Cosponsors of the bill are Republican Sens. John Barrasso of Wyoming, Mike Braun of Indiana, Tom Cotton of Arkansas, Ted Cruz of Texas, Steve Daines of Montana, Chuck Grassley of Iowa, Bill Hagerty of Tennessee, John Hoeven of North Dakota, Cindy Hyde-Smith of Mississippi, Mike Lee of Utah, Roger Marshall of Kansas, Marco Rubio of Florida, Rick Scott of Florida, Thom Tillis of North Carolina and Tommy Tuberville of Alabama.
On Thursday night, more than 50 House Republicans sent a letter to President Biden calling on his administration to withdraw from the WHO. The lawmakers also want documents and communications between the Biden administration and the agency.
Some of the cosponsors explained why they support the bill.
Rubio said the WHO “is a corrupt organization that is supposed to support international health, but instead it caves to tyrannical regimes and plays politics.”
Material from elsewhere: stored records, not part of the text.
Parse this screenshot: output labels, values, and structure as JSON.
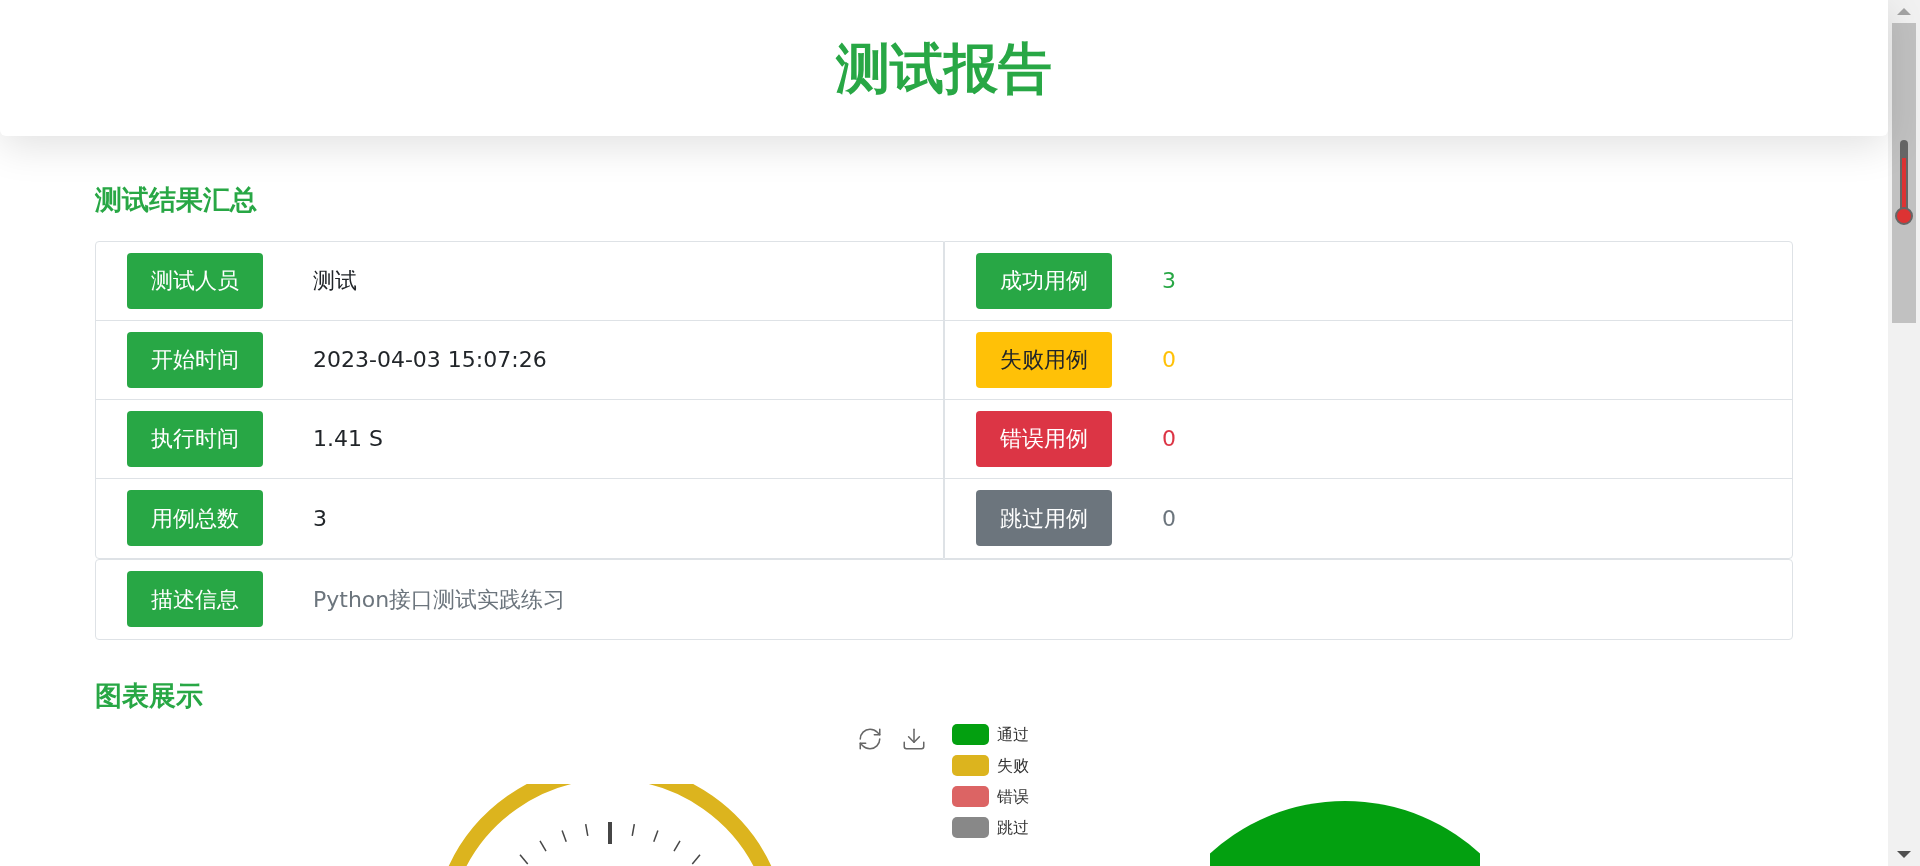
{
  "header": {
    "title": "测试报告"
  },
  "summary": {
    "heading": "测试结果汇总",
    "left_rows": [
      {
        "label": "测试人员",
        "value": "测试",
        "kind": "success"
      },
      {
        "label": "开始时间",
        "value": "2023-04-03 15:07:26",
        "kind": "success"
      },
      {
        "label": "执行时间",
        "value": "1.41 S",
        "kind": "success"
      },
      {
        "label": "用例总数",
        "value": "3",
        "kind": "success"
      }
    ],
    "right_rows": [
      {
        "label": "成功用例",
        "value": "3",
        "kind": "success"
      },
      {
        "label": "失败用例",
        "value": "0",
        "kind": "warning"
      },
      {
        "label": "错误用例",
        "value": "0",
        "kind": "danger"
      },
      {
        "label": "跳过用例",
        "value": "0",
        "kind": "secondary"
      }
    ],
    "description": {
      "label": "描述信息",
      "value": "Python接口测试实践练习",
      "kind": "success"
    }
  },
  "charts": {
    "heading": "图表展示",
    "legend": [
      {
        "label": "通过",
        "color": "#03a010"
      },
      {
        "label": "失败",
        "color": "#dcb41e"
      },
      {
        "label": "错误",
        "color": "#dc6464"
      },
      {
        "label": "跳过",
        "color": "#888888"
      }
    ]
  }
}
Scott said the U.N. agency “has completely failed the American people and the world by working hand in hand with the Chinese Communist Party to conceal the origins of COVID-19.”
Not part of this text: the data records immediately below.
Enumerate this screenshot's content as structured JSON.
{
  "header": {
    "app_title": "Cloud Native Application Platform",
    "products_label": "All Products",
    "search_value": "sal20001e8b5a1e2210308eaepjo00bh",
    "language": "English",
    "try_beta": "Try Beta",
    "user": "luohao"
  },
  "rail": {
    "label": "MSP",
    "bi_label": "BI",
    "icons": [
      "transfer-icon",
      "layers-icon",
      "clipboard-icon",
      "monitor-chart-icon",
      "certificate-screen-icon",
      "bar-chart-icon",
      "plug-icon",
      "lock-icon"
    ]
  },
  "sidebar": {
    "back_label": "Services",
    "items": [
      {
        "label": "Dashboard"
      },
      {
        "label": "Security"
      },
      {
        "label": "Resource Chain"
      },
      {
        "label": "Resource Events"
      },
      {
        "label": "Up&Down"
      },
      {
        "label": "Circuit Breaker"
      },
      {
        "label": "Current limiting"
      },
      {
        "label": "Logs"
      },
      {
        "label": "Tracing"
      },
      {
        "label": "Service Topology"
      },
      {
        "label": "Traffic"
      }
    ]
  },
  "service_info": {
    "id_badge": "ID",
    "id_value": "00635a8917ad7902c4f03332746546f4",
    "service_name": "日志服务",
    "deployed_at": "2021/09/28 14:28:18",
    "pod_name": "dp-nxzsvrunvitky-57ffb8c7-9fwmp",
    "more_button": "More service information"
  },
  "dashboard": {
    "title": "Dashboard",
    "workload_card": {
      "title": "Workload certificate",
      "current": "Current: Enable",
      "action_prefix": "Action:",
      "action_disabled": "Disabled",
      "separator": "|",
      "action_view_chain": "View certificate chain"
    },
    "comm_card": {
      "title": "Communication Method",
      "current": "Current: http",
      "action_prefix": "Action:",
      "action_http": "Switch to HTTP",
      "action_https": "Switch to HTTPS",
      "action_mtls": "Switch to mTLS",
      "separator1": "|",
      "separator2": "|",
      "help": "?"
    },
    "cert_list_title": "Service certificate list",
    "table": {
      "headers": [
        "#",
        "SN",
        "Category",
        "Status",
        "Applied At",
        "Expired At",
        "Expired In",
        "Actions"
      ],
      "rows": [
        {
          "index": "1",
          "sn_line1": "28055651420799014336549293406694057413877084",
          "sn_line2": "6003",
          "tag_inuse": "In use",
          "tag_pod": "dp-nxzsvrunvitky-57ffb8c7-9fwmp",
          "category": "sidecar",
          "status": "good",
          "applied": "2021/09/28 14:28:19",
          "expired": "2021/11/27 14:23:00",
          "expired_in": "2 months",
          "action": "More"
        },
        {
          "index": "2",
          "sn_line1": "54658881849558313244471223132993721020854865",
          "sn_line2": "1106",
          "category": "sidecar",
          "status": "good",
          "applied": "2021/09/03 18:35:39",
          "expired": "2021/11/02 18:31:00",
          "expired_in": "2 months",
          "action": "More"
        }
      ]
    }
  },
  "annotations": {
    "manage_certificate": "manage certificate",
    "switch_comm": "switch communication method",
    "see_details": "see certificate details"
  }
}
Daines said the citizens of his state, Montana, “did not elect the WHO to represent them in any level of government – I am glad to support this bill to prevent an international organization from possessing power over the American people.”
Hagerty said that because the Biden administration “has failed to hold the World Health Organization accountable and root out the Chinese Communist Party’s malign influence on the WHO, Congress must step up and defend American sovereignty and U.S. national security interests.”